Para Sheila y Telmo
Una estación. Un autobús o un tren. Un reloj.
Dos jóvenes se despiden. Se rozan tibiamente, quieren fundirse en un abrazo mas no pueden. Hay gente. No hay tiempo para más.
Sus miradas se encuentran por un instante. Se rompen por dentro sin que nadie lo perciba. Duele la ausencia ya, pesan las horas que los separarán irremediablemente. Sonrisas para los demás. En el estómago se forma un nudo.
Las lágrimas laten en dos corazones secos de alegría. Tristeza. Inmensa tristeza.
¿Por qué el mundo sigue igual? Por qué no se paran los relojes? ¿Es que no sienten el dolor de dos enamorados al soltar sus manos?
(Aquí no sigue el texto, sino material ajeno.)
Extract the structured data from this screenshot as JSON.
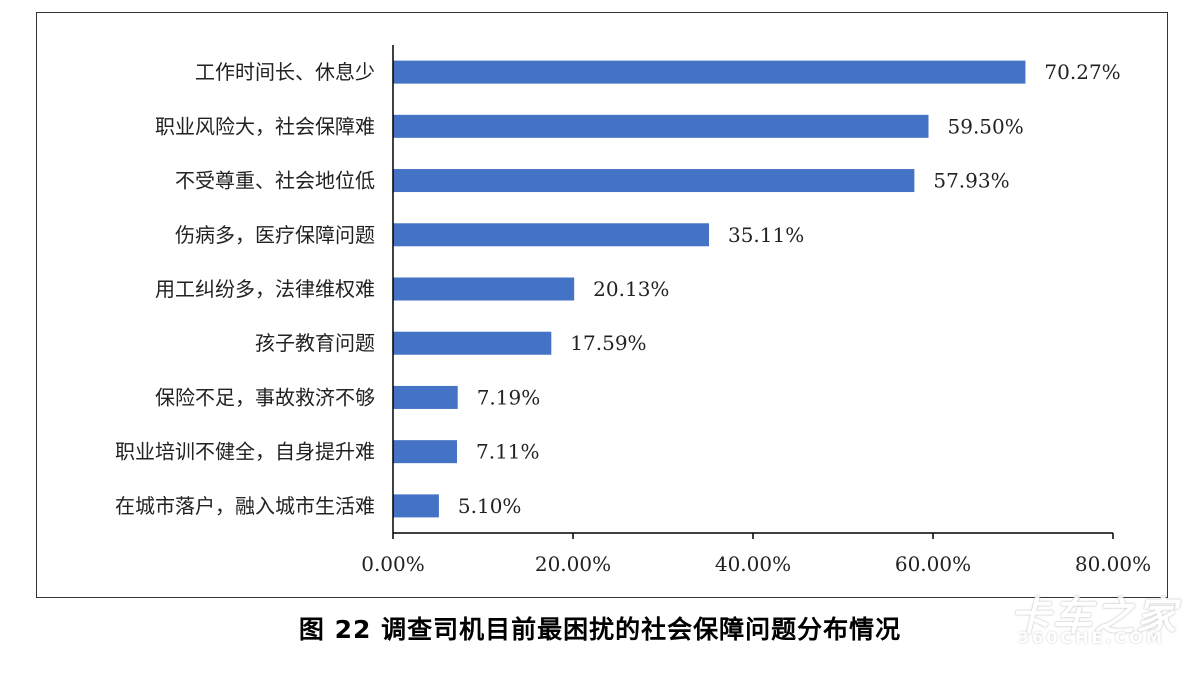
{
  "caption": "图 22  调查司机目前最困扰的社会保障问题分布情况",
  "watermark": {
    "main": "卡车之家",
    "sub": "360CHE.COM"
  },
  "colors": {
    "bar": "#4472C4",
    "axis": "#000000",
    "text": "#222222"
  },
  "chart_data": {
    "type": "bar",
    "orientation": "horizontal",
    "categories": [
      "工作时间长、休息少",
      "职业风险大，社会保障难",
      "不受尊重、社会地位低",
      "伤病多，医疗保障问题",
      "用工纠纷多，法律维权难",
      "孩子教育问题",
      "保险不足，事故救济不够",
      "职业培训不健全，自身提升难",
      "在城市落户，融入城市生活难"
    ],
    "values": [
      70.27,
      59.5,
      57.93,
      35.11,
      20.13,
      17.59,
      7.19,
      7.11,
      5.1
    ],
    "value_labels": [
      "70.27%",
      "59.50%",
      "57.93%",
      "35.11%",
      "20.13%",
      "17.59%",
      "7.19%",
      "7.11%",
      "5.10%"
    ],
    "xlim": [
      0,
      80
    ],
    "x_ticks": [
      0,
      20,
      40,
      60,
      80
    ],
    "x_tick_labels": [
      "0.00%",
      "20.00%",
      "40.00%",
      "60.00%",
      "80.00%"
    ],
    "title": "",
    "xlabel": "",
    "ylabel": "",
    "grid": false,
    "legend": "none"
  }
}
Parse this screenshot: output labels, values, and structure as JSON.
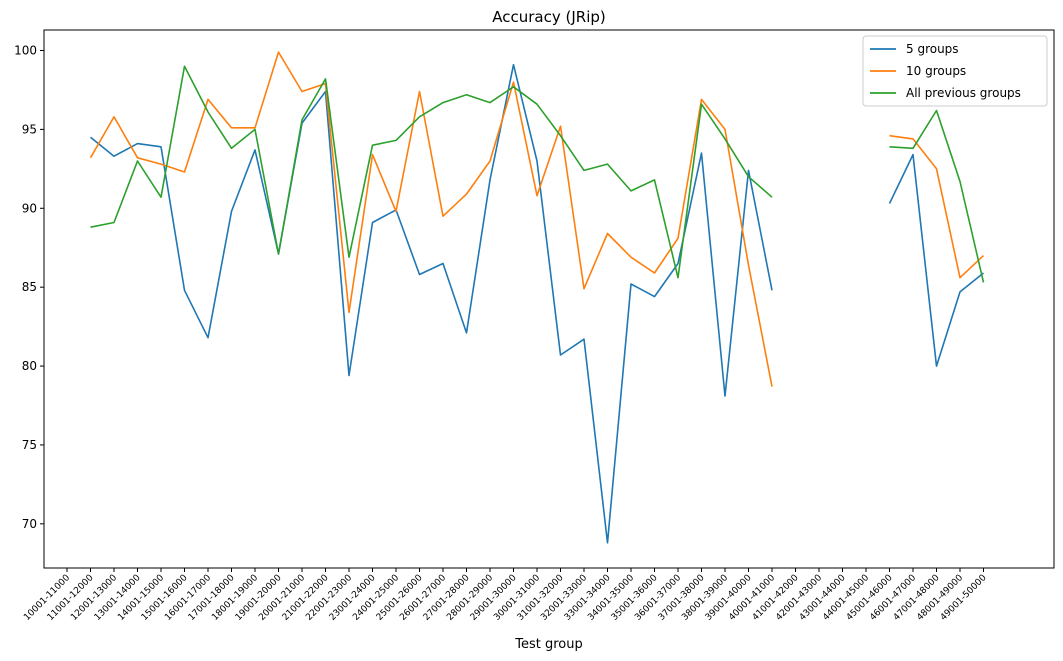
{
  "chart_data": {
    "type": "line",
    "title": "Accuracy (JRip)",
    "xlabel": "Test group",
    "ylabel": "",
    "ylim": [
      67.2,
      101.3
    ],
    "yticks": [
      70,
      75,
      80,
      85,
      90,
      95,
      100
    ],
    "grid": false,
    "legend_position": "top-right",
    "categories": [
      "10001-11000",
      "11001-12000",
      "12001-13000",
      "13001-14000",
      "14001-15000",
      "15001-16000",
      "16001-17000",
      "17001-18000",
      "18001-19000",
      "19001-20000",
      "20001-21000",
      "21001-22000",
      "22001-23000",
      "23001-24000",
      "24001-25000",
      "25001-26000",
      "26001-27000",
      "27001-28000",
      "28001-29000",
      "29001-30000",
      "30001-31000",
      "31001-32000",
      "32001-33000",
      "33001-34000",
      "34001-35000",
      "35001-36000",
      "36001-37000",
      "37001-38000",
      "38001-39000",
      "39001-40000",
      "40001-41000",
      "41001-42000",
      "42001-43000",
      "43001-44000",
      "44001-45000",
      "45001-46000",
      "46001-47000",
      "47001-48000",
      "48001-49000",
      "49001-50000"
    ],
    "series": [
      {
        "name": "5 groups",
        "color": "#1f77b4",
        "values": [
          null,
          94.5,
          93.3,
          94.1,
          93.9,
          84.8,
          81.8,
          89.8,
          93.7,
          87.1,
          95.4,
          97.4,
          79.4,
          89.1,
          89.9,
          85.8,
          86.5,
          82.1,
          91.8,
          99.1,
          93.0,
          80.7,
          81.7,
          68.8,
          85.2,
          84.4,
          86.5,
          93.5,
          78.1,
          92.4,
          84.8,
          null,
          null,
          null,
          null,
          90.3,
          93.4,
          80.0,
          84.7,
          85.9
        ]
      },
      {
        "name": "10 groups",
        "color": "#ff7f0e",
        "values": [
          null,
          93.2,
          95.8,
          93.2,
          92.8,
          92.3,
          96.9,
          95.1,
          95.1,
          99.9,
          97.4,
          97.9,
          83.4,
          93.4,
          89.8,
          97.4,
          89.5,
          90.9,
          93.0,
          98.0,
          90.8,
          95.2,
          84.9,
          88.4,
          86.9,
          85.9,
          88.1,
          96.9,
          95.0,
          86.4,
          78.7,
          null,
          null,
          null,
          null,
          94.6,
          94.4,
          92.5,
          85.6,
          87.0
        ]
      },
      {
        "name": "All previous groups",
        "color": "#2ca02c",
        "values": [
          null,
          88.8,
          89.1,
          93.0,
          90.7,
          99.0,
          96.1,
          93.8,
          95.0,
          87.1,
          95.6,
          98.2,
          86.9,
          94.0,
          94.3,
          95.8,
          96.7,
          97.2,
          96.7,
          97.7,
          96.6,
          94.6,
          92.4,
          92.8,
          91.1,
          91.8,
          85.6,
          96.6,
          94.4,
          92.0,
          90.7,
          null,
          null,
          null,
          null,
          93.9,
          93.8,
          96.2,
          91.7,
          85.3
        ]
      }
    ]
  }
}
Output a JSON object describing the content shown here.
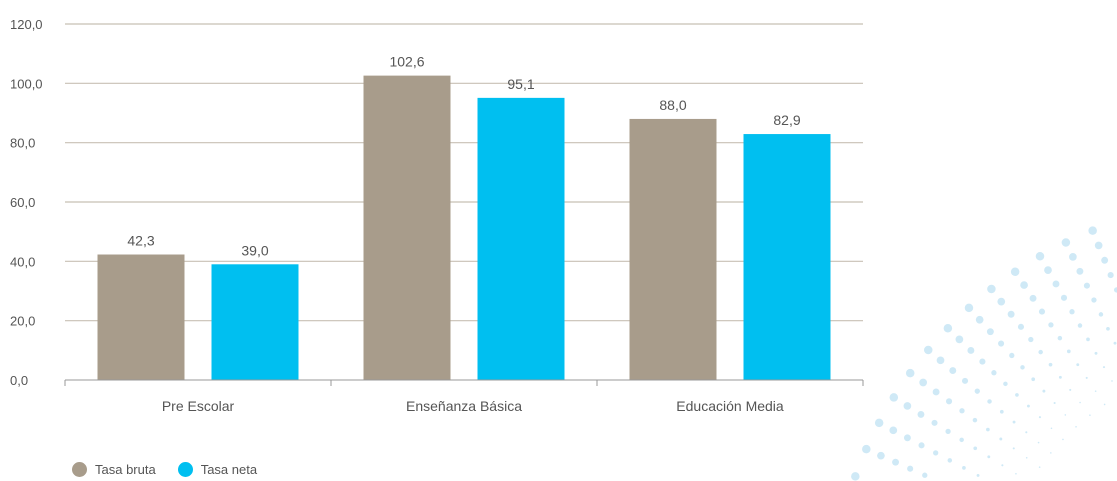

Maldito el tiempo. Maldita la distancia. Ellos son los grandes enemigos del amor. Ganas de gritar, de correr tras el trocito de uno que se aleja. El palpitar de unos ojos arrebatados de ternura desliza su candor hacia una mente que para sobrevivir piensa: "Nos hemos visto. Ha merecido la pena. Llevo su recuerdo, estoy impregnado de su risa. Pronto nos volveremos a ver."
Alguien llega. "Vamos de compras". "Lloraré más tarde"
Ella se va, se está yendo, se ha ido, con la mochila cargada de ilusión, una botella de agua, y el pretexto de dormir para no pensar, para no sufrir, porque "la vida me espera en mi ciudad". Mientras duerme, sueña despierta con el próximo encuentro, y llora en silencio, acurrucadita en su asiento, porque la pena la puede y nadie la ve. Solo él lo adivina y en la distancia la abraza con su sonrisa.
No importan ni el tiempo ni la distancia. Ellos saben estar juntos.
Es la cándida adolescencia.
21,15 del miércoles, 4 de enero de 2012.